Review Summary: Back in 2001, Puddle of Mudd releases a memorable, albeit somewhat forged replica of 90's grunge rock.
Puddle Of Mudd, I mean what can I say? Led by the vocals of Wes Scantlin, this group had an interesting run during the early 2000's with hits like "Control" and "Blurry". Come Clean, while obviously a superimposed version of popular albums of the early 1990's such as "Ten" and "Nevermind" is actually a pretty solid album. I actually take up little issue with bands such as Creed and Puddle Of Mudd, and while they both have had some pretty solid songs released over the course of their careers, their lack of innovation to add to their influences is ultimately what hurts them. Modern music doesn't want to see another Chris Cornell or Layne Staley, it wants to see the face of a new musician that is carrying the torch towards something greater. Otherwise, music stays occupied in this stagnant force field that in many ways can ultimately lead to the death of a genre as groups performing within a string of sounds similar to one genre eventually become played out. Essentially, there is little to show on Come Clean that could be identified with innovation or a change of pace. I don't see Puddle Of Mudd combining shoegaze or post punk with grunge rock like The Constants are doing. I don't see Puddle of Mudd combining progressive sounds and electronica with rock music the way Dead Letter Circus has. The point to be held is the ultimately, Puddle of Mudd is recycling old concepts; the question of course is to ask if Puddle of Mudd is recycling those old concepts well and generally speaking I'd have to say that the answer is yes.

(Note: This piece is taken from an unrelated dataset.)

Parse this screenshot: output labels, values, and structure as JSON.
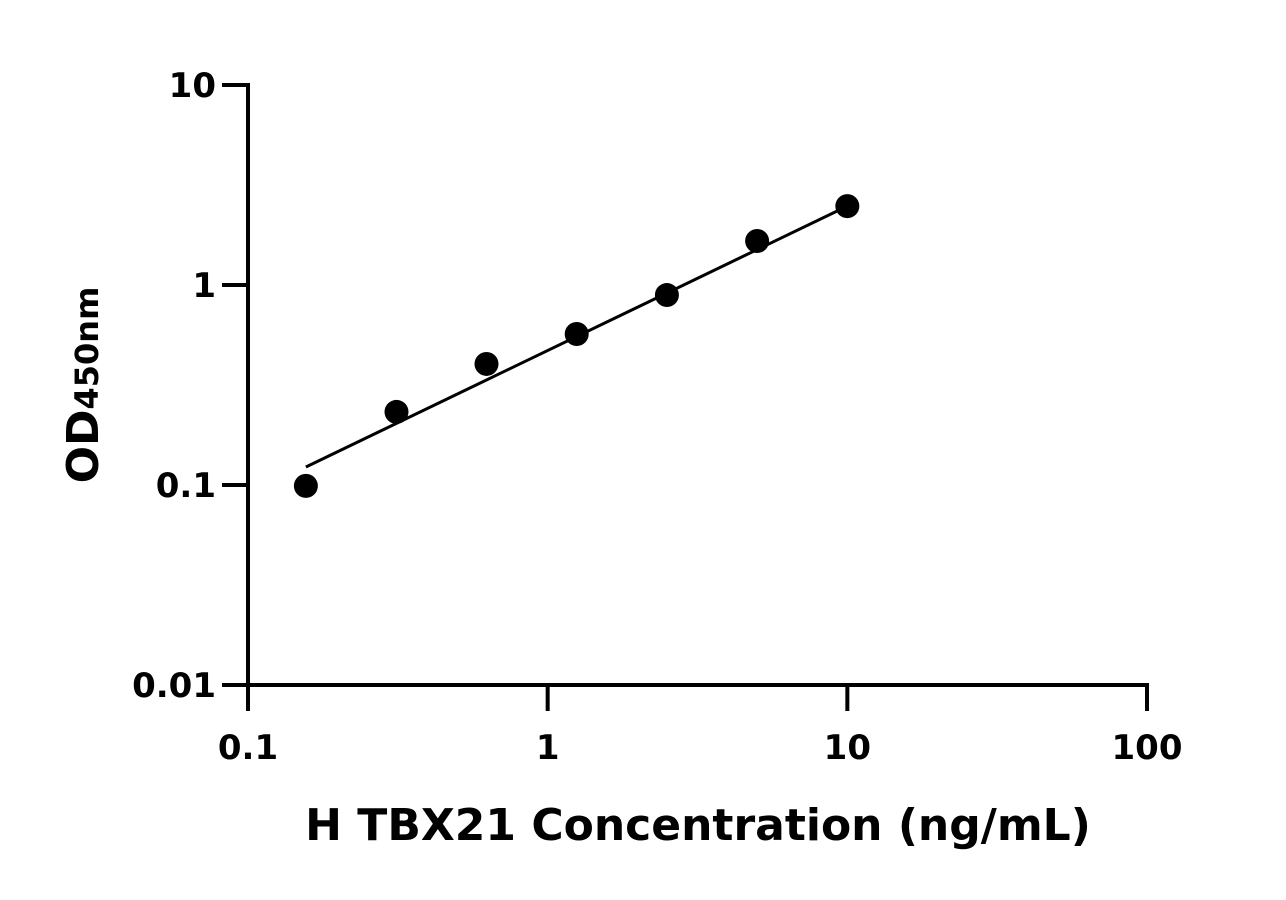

The first song off of Come Clean opens up with radio single "Control" which opens up with some heavy rifts and Scantlin begins his descent into a "cobain like falsetto" with lyrics about some girl that he'd like to get down with while the chorus opens up with the words "I need to feel you". It's not exactly the intense imagery of a stoner rock band like ASG or the nihilistic lyrics that most grunge bands were known for, but in all fairness it is a pretty catchy rock song with some strong chords. Personally, despite the obvious mimics and emulations that this album has to offer, there is some gold here. Songs like "Abrasive" is about as creative as it gets with this group, but it's still some pretty enjoyable stuff and pretty accessible (while not incredible). "Abrasive" does have an interesting instrumental change that I like about two minutes into the song and it certainly has a sound that is far superior to even more modern rock acts like the generic sound of the Black Veil Brides. As much as I hate to admit it though, Nirvana never wrote an emotional ballad like "Blurry". While they certainly had some incredible tunes like "Rape Me" and "In Bloom", they never were able to bring out an acoustic intro and deep lyricism the way Puddle Of Mudd was able to do here. Perhaps if Puddle Of Mudd had stuck more towards their song orientation on something like "Blurry" this release they would have been more relevant to modern music. Nirvana however succeeded in range of other ways that made them far superior to what Scantlin has done here but the way "Blurry" finishes out with an explosive chorus of rage and acoustic emotion is pretty well put together. It may be true that Cobain had a stronger presence on the mic and alot more genuine pain in his heart, but in all fairness Scantlin and crew didn't do too bad of a job here.
Like all bands that are criticized the way they are, we only wish they would drop mainstream aesthetics in favor of something more experimental. Perhaps we need to reserve that position for the next great musical movement. There is of course the slight possibility that such a unity of musicians never happens. In the same way that grunge purged the 80's of its glam metal, will some new indie movement be able to purge off the commercialized commodities of today? Grunge was able to borrow from the aestethics of post punk, new wave, stoner rock and hardcore to establish something new and innovative, something hair metal just couldn't hold up a candle to. Is it possible that our culture has become too consumed in the "copies of a copy" that we may never be able to break out of the musical slump that we find ourselves in now? I generally don't like to stand on the more negative side of things, attempting at some grasp of reason to believe that a new musical genre is forming on the backbone of underground music today, but another part of me says that the radio format has become eternal and that as a reflection of our culture, there is nothing that we can really do to change that. Let's hope I'm wrong.